Fig. 1.—The champion.
Fig. 1.—The champion.
The great and supreme art of batting constitutes to the large majority of cricketers the most enjoyable part of the game. There are three especially delightful moments in life connected with games, and only those who have experienced all three can realise what these moments are. They are (1) the cut stroke at tennis, when the striker wins chase one and two on the floor; (2) the successful drive at golf, when the globe is despatched on a journey of 180 yards; (3) a crack to square-leg off a half-volley just outside the legs. When once the sensation has been realised by any happy mortal, he is almost entitled to chant in a minor key a ‘Nunc Dimittis,’ to feel that the supreme moment has come, and that he has not lived in vain.
After what has been said in the foregoing chapter we shall here only touch upon the cricket of the past in so far as seems necessary to make this dissertation on batting tolerably complete, and shall then proceed to discuss the principles and science of the art as it now exists.

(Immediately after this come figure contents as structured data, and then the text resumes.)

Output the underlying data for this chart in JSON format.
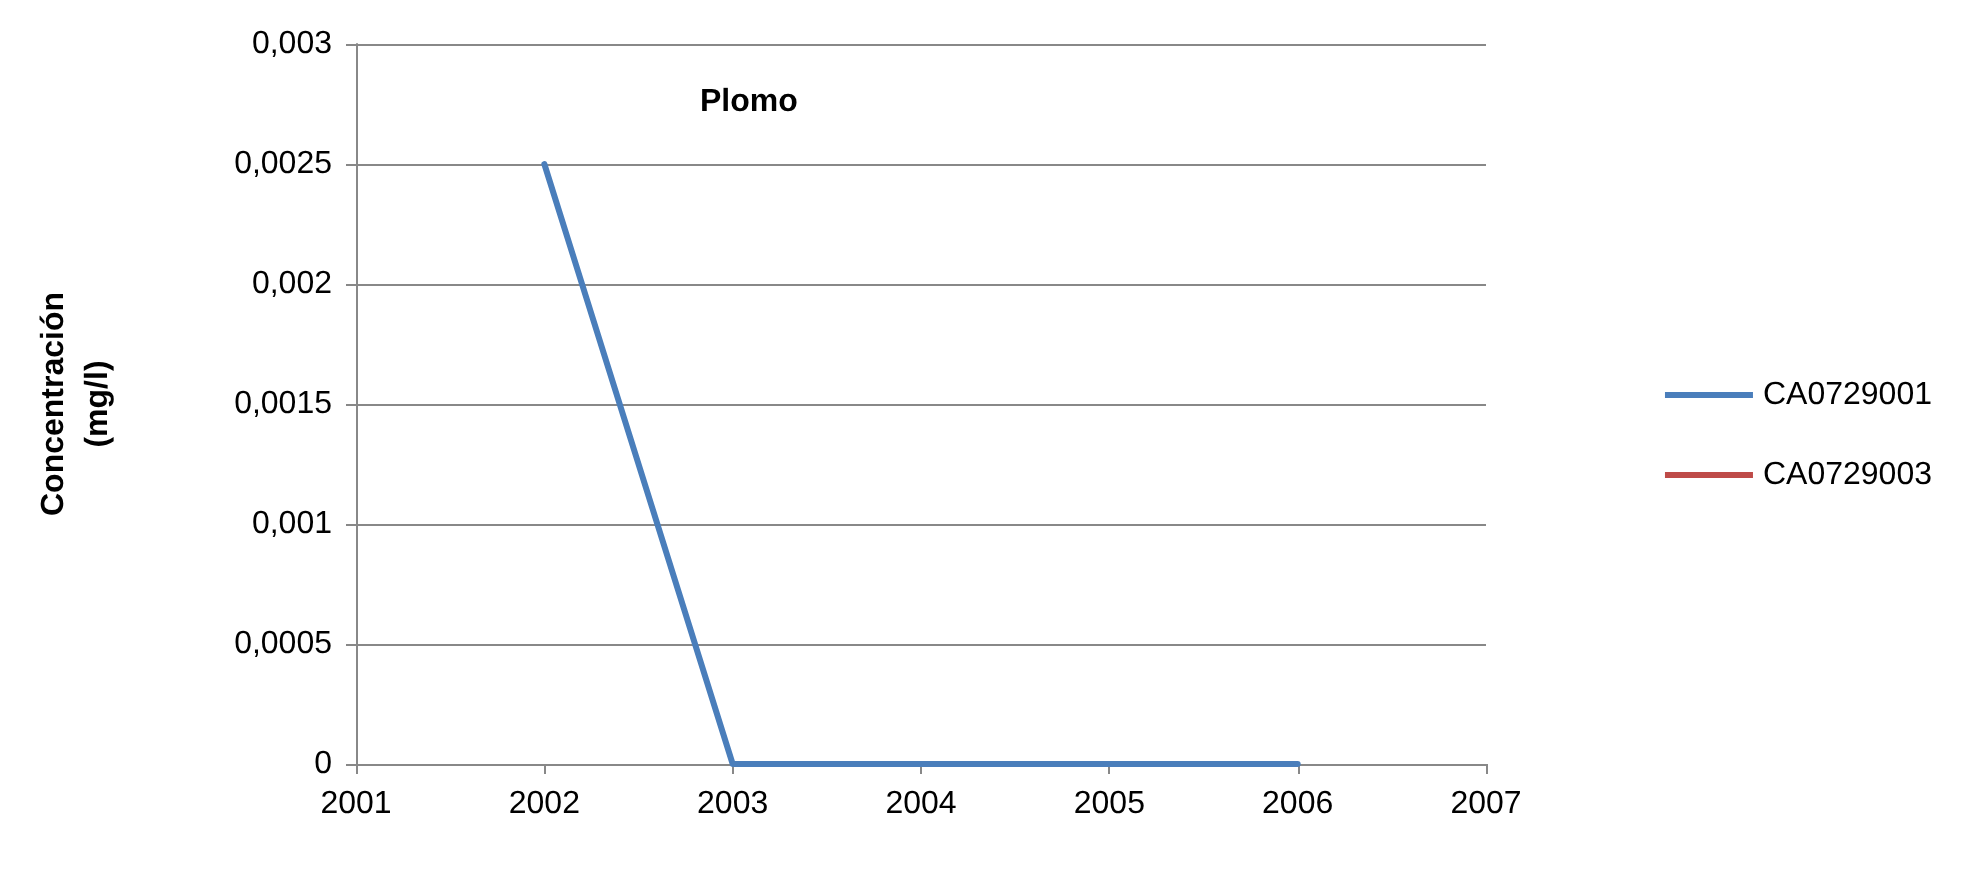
{
  "chart_data": {
    "type": "line",
    "title": "Plomo",
    "ylabel": "Concentración\n(mg/l)",
    "x": [
      2002,
      2003,
      2004,
      2005,
      2006
    ],
    "series": [
      {
        "name": "CA0729001",
        "color": "#4a7ebb",
        "values": [
          0.0025,
          0,
          0,
          0,
          0
        ]
      },
      {
        "name": "CA0729003",
        "color": "#be4b48",
        "values": [
          null,
          null,
          null,
          null,
          null
        ]
      }
    ],
    "xlim": [
      2001,
      2007
    ],
    "xticks": [
      2001,
      2002,
      2003,
      2004,
      2005,
      2006,
      2007
    ],
    "ylim": [
      0,
      0.003
    ],
    "yticks": [
      {
        "value": 0,
        "label": "0"
      },
      {
        "value": 0.0005,
        "label": "0,0005"
      },
      {
        "value": 0.001,
        "label": "0,001"
      },
      {
        "value": 0.0015,
        "label": "0,0015"
      },
      {
        "value": 0.002,
        "label": "0,002"
      },
      {
        "value": 0.0025,
        "label": "0,0025"
      },
      {
        "value": 0.003,
        "label": "0,003"
      }
    ],
    "grid": "y",
    "legend": "right",
    "marker": "none",
    "line_style": "solid"
  }
}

The shape of the bat in the year 1746—which may be taken as a beginning, for it was in that year that the first score of a match was printed and handed down to posterity, at any rate in Lillywhite’s ‘Scores and Biographies’—resembled a thick crooked stick more than a modern bat.
From the shape of the bat, obviously adapted to meet the ball when moving along the ground, one may infer that the bowlers habitually delivered a style of ball we now call a ‘sneak.’ How long this system of bowling remained in vogue cannot exactly be told. The famous William Beldham, who was born in 1766, and lived for nearly one hundred years, is reported by Nyren to have said that when he was a boy nearly all bowling was fast and along the ground. As long as this was the case it is probable that the bat was nothing but a club, for if the ball never left the ground the operative part of the bat would naturally be at the very bottom, as is usual in clubs. The renowned Tom Walker was the earliest lob bowler; he probably took to the style late in life, or about the year 1800, and several bowlers, notably the great E. H. Budd, raised the arm slightly; but it is believed that the first genuine round-arm bowlers were William Lillywhite and James Broadbridge, both of Sussex, who first bowled the new style in 1827. That year was from this cause a year of revolution in cricket, and the shape of the modern bat dates from that period. As a rule, up to the year 1800 the style of batting was back. William Fennex is supposed to have been the inventor of forward play, and Beldham reports a saying of one Squire Paulett, who was watching Fennex play: ‘You do frighten me there, jumping out of your ground.’ The great batsmen of the early era of cricket were Lord Frederick Beauclerk, Mr. Budd, Beldham, Bentley, Osbaldeston, William Ward, Beagley, William Lambert, Jem Broadbridge, W. Hooker, Saunders, and Searle. The great skill of these players, when opposed to under-hand bowling, was what determined the Sussex players to alter the style of bowling, and, indeed, it is generally the fact that too great abundance of runs raises questions as to the desirability of altering rules.
After the year 1827 the shape of the bat became very like what it is now, but it was much heavier in the blade and thinner in the handle, which seems to indicate that the play was mostly of the forward driving style, and the great exponent of this method of play was the renowned Fuller Pilch. Anyone who has the opportunity of handling a bat of this period will find that its weight renders it inconvenient for cutting, but suitable for forward play. The change from under-hand bowling to round-arm having been effected by slow developments makes it probable that the style of play was generally forward until the under-hand bowling was altogether superseded by round-arm. Some bowlers followed the new order of things by changing from under to round-arm. Round-arm bowling was at first less accurate than under-hand, and consequently all-round hitting greatly developed; and we find Felix, the father of cutting, who began play in 1828, chiefly renowned for this hit. Scoring greatly diminished when round-arm bowling was thoroughly established, and increased again as grounds got better.
Judging from the scores of that day, the best bat in England from 1827 to 1850 was Fuller Pilch, and his scoring would compare favourably with that of nearly all modern players till 1874, with the exception of W. G. Grace. He was a tall man, and used to smother the ball by playing right out forward.